Menteri Kesehatan Budi Gunadi Sadikin mengatakan integrasi sistem PeduliLindungi ke Satu Sehat berjalan layaknya pertukaran data. Keamanan sistem yang dijalankan juga telah dipertimbangkan, katanya, bahkan disetarakan dengan sistem pertukaran data di dunia perbankan global.
"Sistem keamanan (pertukaran data) ini di perbankan sudah ada, semuanya tinggal kita pilih standar yang bagus," kata Menkes pada Jumat (3 Maret 2023) dikutip dari Antaranews.com.
"Kerahasiaannya seperti menggunakan kartu kredit, kalau kita pakai kartu ATM, kita kan enggak takut data kita tersebar ke bank lain," ia menambahkan.
Ia pun mengilustrasikan proses pertukaran data tersebut.
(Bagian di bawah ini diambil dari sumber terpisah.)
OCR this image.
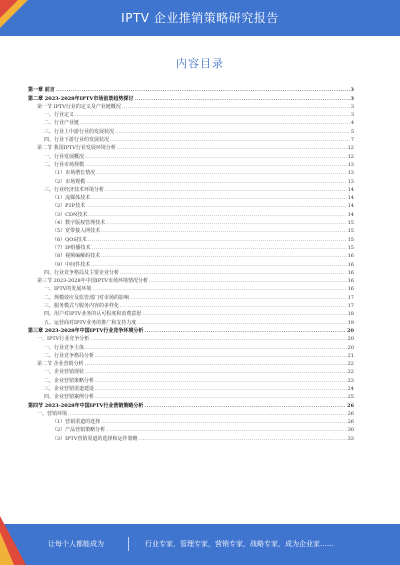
IPTV 企业推销策略研究报告
内容目录
第一章 前言 .....	3
第二章 2023-2028年IPTV市场前景趋势探讨 .....	3
第一节 IPTV行业的定义及产业链概况 .....	3
一、行业定义 .....	3
二、行业产业链 .....	4
三、行业上中游行业的发展状况 .....	5
四、行业下游行业的发展状况 .....	7
第二节 我国IPTV行业发展环境分析 .....	12
一、行业发展概况 .....	12
二、行业市场规模 .....	13
（1）市场增长情况 .....	13
（2）市场规模 .....	13
三、行业经济技术环境分析 .....	14
（1）流媒体技术 .....	14
（2）P2P技术 .....	14
（3）CDN技术 .....	14
（4）数字版权管理技术 .....	15
（5）宽带接入网技术 .....	15
（6）QOS技术 .....	15
（7）IP组播技术 .....	15
（8）视频编解码技术 .....	16
（9）中间件技术 .....	16
四、行业竞争格局及主要企业分析 .....	16
第三节 2023-2028年中国IPTV市场环境情况分析 .....	16
一、IPTV的发展环境 .....	16
二、规模效应及监管部门对市场的影响 .....	17
三、服务模式与服务内容的多样化 .....	17
四、用户对IPTV业务的认可程度和消费意愿 .....	18
五、运营商对IPTV业务的推广和支持力度 .....	19
第三章 2023-2028年中国IPTV行业竞争环境分析 .....	20
一、IPTV行业竞争分析 .....	20
一、行业竞争主体 .....	20
二、行业竞争格局分析 .....	21
第二节 企业营销分析 .....	22
一、企业营销现状 .....	22
二、企业营销策略分析 .....	23
三、企业营销渠道建设 .....	24
四、企业营销案例分析 .....	25
第四节 2023-2028年中国IPTV行业营销策略分析 .....	26
一、营销环境 .....	26
（1）营销渠道的选择 .....	26
（2）产品营销策略分析 .....	30
（3）IPTV营销渠道的选择和运作策略 .....	33
让每个人都能成为	行业专家，管理专家，营销专家，战略专家，成为企业家……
Jika ada pasien sebuah rumah sakit A, lalu dirujuk ke rumah sakit B, sebelum pasien tersebut tiba di rumah sakit rujukan, data pasien sudah terkirim lebih dulu. Hal yang sama ketika menerima laporan dari laboratorium baik publik maupun swasta, apotek, atau puskesmas.
Terpisah, Chief Digital Transformation Office Kemenkes Setiaji mengatakan, instansinya telah berkoordinasi secara intensif dengan Badan Siber dan Sandi Negara untuk memastikan aplikasi Satu Sehat baik secara platform mapun seluler telah memenuhi aspek keamanan yang ditentukan.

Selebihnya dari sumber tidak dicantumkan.